15.265 Arbeitsplätze hängen direkt oder indirekt davon ab, ob es dem FC Barcelona wirtschaftlich gut oder schlecht geht. An der Spitze des Clubs, dessen Marktwert auf 2,85 Milliarden Euro geschätzt wird, ist man sich seines Einflusses und seiner wirtschaftlichen Macht durchaus bewußt. „Wir sind ein kraftvoller Motor für diese Stadt“, betont Präsident Bartomeu immer wieder. Von 2017 bis 2021 soll das Stadion Camp Nou für rund 600 Millionen Euro umgebaut und erweitert werden, was statt der bisherigen 759 Millionen künftig 826 Millionen Euro nach Barcelona spülen soll. Außerdem will der Verein den bisherigen Stadionnamen Camp Nou ablegen und einem potenten Interessenten die Gelegenheit geben, es für Werbezwecke nach seinem eigenen Gusto zu taufen. Ein entsprechender Vertrag soll zwischen 15 und 20 Jahre laufen und Barca 200 Millionen Euro bringen.

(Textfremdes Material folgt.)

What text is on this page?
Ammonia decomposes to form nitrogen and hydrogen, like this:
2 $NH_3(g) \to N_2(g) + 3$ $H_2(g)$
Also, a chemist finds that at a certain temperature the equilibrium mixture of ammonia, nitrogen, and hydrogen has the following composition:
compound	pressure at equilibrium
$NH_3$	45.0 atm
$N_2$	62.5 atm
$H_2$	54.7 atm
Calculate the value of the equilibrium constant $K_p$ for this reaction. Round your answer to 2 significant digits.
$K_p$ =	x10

Was aber geschieht, wenn bei den bevorstehenden Provinzwahlen am 27.  September die Nationalisten gewinnen und, wie bereits angekündigt, 2017 den spanischen Staat verlassen werden? Eine Konsequenz ist dann unausweichlich – alle katalanischen Fußballvereine, inklusive Barça, könnten dann nicht mehr in der spanischen Bundesliga, der Primera División, spielen. Sie wären ihres sportlichen und damit auch ihres wirtschaftlichen Fundaments beraubt. Trotz aller Gedankenspiele, die angestellt werden, um im Fall der Fälle für Katalonien eine Ausnahmeregelung zu erreichen (vergleichbar etwa mit Frankreich/Monaco oder England/Wales), wird sich dies wohl nicht erfüllen. Denn eines kann man mit an Sicherheit grenzender Wahrscheinlichkeit vorhersagen – die spanische Politik und Spaniens Fußballverband werden eine solche Regelung nicht zulassen.